Leash training a cat you plan to take outside the house is essential and much, much easier than many people think. Cats are vain creatures, so buy pretty harnesses (NOT collars) to put on the cat and tell the cat how pretty it is (or handsome). Let the cat wear the harness for a hour or two in the house for several days before attaching a leash to it. When you do attach the leash, for the first few days, attach a short one and let the cat roam the house with it. Then attach a longer leash and hold one end while you follow the cat and offer treats. Eventually, you'll be offering treats to encourage the cat to follow you. Soon after that, the cat will accept harness and leash with no problem and will walk nicely on it, especially if you take the cat outside and let it walk in areas that were once forbidden to it. If you take the cat interesting places on a leash, it will quickly learn it gets to do fun things when leashed. My cats always came running when they heard the sound of a leash - faster than they did to the sound of a can opener.

The next thing that irritates many people is the constant scratching and clawing of nice furniture. There are several solutions to this. One is to buy cat proof furniture - metal futon sofas and chairs, glass and metal tables, that sort of thing. Unless you're really into metal and glass furniture with minimal cushions, I prefer to teach the cat not to claw furniture at all. Double sided tape is once again your friend. Drape the furniture in cloth that is the same color or pattern as your furniture then cover all the areas a cat would claw with double sided tape. Make sure your cat has plenty of cat scratch areas - on discreet corners, place the corner "cat combs" for your cat to rub against, and cover other discreet corners with dense, high quality carpeting, sisal rope, or thick, heavy cardboard - and replace them often as they wear. Install ramps and climbing posts up to some shelves or high cat perches that are covered with scratch tempting materials (heavy dense carpet, sisal ropes, thick cardboard) and replace them often as they wear. The contrast between pleasurable surfaces they are allowed to scratch and icky sticky ones they aren't will induce them to seek out the places they are allowed to scratch, and they'll soon be leaving your furniture alone. Once they ignore your furniture (and probably a few weeks or months after) you can remove the sticky taped fabric and have your nice, scratch-free furniture again.

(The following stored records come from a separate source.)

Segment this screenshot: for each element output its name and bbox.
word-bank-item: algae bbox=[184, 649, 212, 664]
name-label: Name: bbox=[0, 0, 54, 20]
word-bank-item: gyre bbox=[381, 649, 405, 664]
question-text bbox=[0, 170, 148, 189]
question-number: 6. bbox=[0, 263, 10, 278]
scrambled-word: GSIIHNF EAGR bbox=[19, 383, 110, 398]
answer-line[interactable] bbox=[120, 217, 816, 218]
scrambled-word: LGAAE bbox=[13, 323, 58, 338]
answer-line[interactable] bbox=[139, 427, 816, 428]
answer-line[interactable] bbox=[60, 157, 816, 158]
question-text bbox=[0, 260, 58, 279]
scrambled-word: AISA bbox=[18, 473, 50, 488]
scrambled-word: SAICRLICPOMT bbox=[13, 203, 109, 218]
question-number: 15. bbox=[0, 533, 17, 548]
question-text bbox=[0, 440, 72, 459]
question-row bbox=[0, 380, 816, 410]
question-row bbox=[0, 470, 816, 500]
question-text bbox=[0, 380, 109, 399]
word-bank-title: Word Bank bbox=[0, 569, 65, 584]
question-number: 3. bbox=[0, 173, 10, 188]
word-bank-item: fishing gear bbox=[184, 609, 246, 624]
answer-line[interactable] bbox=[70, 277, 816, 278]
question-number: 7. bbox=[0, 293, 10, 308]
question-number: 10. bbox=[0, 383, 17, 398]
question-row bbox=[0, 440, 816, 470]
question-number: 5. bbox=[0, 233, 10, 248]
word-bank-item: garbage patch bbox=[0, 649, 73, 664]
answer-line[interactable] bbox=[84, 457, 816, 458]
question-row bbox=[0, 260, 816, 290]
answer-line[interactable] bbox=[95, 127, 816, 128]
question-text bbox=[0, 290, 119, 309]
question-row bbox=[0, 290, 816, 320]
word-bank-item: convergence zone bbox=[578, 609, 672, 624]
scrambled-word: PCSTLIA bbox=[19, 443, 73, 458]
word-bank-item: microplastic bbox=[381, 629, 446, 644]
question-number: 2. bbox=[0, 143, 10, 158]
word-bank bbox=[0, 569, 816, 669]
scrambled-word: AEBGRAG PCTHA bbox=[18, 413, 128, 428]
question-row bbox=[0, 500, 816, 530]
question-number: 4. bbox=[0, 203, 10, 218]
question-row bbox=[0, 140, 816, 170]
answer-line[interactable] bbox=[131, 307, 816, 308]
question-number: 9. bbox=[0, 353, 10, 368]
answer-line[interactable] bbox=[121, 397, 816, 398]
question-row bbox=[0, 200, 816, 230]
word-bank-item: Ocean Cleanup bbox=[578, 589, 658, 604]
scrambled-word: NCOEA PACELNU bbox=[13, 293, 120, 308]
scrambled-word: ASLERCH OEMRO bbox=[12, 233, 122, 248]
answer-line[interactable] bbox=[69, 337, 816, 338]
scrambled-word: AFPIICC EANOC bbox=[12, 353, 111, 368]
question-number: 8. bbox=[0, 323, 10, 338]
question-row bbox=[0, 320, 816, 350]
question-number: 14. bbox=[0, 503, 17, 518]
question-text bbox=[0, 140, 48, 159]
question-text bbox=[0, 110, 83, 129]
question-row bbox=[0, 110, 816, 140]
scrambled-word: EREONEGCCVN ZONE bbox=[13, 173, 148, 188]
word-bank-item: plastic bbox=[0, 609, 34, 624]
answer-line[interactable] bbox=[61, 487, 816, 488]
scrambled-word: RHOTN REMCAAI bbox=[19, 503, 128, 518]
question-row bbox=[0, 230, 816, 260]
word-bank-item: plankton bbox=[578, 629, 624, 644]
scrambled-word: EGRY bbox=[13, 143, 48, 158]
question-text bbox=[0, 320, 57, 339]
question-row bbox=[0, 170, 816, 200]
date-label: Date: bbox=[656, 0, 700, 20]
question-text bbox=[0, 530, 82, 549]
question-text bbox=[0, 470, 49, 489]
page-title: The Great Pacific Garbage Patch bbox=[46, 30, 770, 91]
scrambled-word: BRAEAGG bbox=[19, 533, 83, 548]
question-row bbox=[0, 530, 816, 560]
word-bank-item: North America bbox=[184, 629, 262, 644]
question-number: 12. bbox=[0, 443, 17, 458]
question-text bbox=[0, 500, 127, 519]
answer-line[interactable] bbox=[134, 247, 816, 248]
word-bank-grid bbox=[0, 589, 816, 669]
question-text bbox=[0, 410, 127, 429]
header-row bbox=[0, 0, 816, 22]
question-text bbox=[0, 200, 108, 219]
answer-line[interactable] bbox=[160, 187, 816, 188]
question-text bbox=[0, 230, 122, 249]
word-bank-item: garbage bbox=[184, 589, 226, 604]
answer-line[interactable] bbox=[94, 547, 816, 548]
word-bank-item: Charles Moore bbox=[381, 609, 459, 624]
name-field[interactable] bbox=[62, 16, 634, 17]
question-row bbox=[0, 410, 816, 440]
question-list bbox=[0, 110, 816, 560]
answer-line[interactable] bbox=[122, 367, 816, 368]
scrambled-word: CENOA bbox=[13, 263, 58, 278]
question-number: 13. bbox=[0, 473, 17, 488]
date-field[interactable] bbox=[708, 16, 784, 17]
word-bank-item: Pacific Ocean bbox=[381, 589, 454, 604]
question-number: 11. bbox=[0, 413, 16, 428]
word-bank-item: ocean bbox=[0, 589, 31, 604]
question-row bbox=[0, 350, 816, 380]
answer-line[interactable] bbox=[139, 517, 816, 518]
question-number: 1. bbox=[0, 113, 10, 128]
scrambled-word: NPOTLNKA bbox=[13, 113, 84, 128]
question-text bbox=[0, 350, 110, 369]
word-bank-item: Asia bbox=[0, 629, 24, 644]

These are the most important cat training behaviors most cat owners want - no clawing up the furniture, no jumping on counters and tables, no fighting to get to the vet, no wandering the neighborhood and being mauled by neighbor dogs and kids or hit by cars, no complaining neighbors.

Once you've taught your kitty basic social skills, you can teach it other tricks, too, like coming when called, and jumping through hoops, and fetching things, and dancing, and so on.

Cats take time, patience, and sometimes technology to train, but they are trainable. These methods have worked well for me for near 60 years on quite a few cats (Catmatyx, Troubles, Heike, Cloudy, Deja Mew, Keegan, Eris, Remi, Symphony, Butch, Kapow, Madame X, Calandra). A well-behaved cat is a pleasure to own.

Even though we had to have Eris euthanized for violent behavior caused by a brain disorder, training kept her mostly in line and well behaved for years longer than if she hadn't been trained. Untrained, we would have had to euthanize her before she was a full grown cat. Trained, she managed to be controllable until her brain disorder overwhelmed her when she was 10 years old. That's 10 years of life training gave her.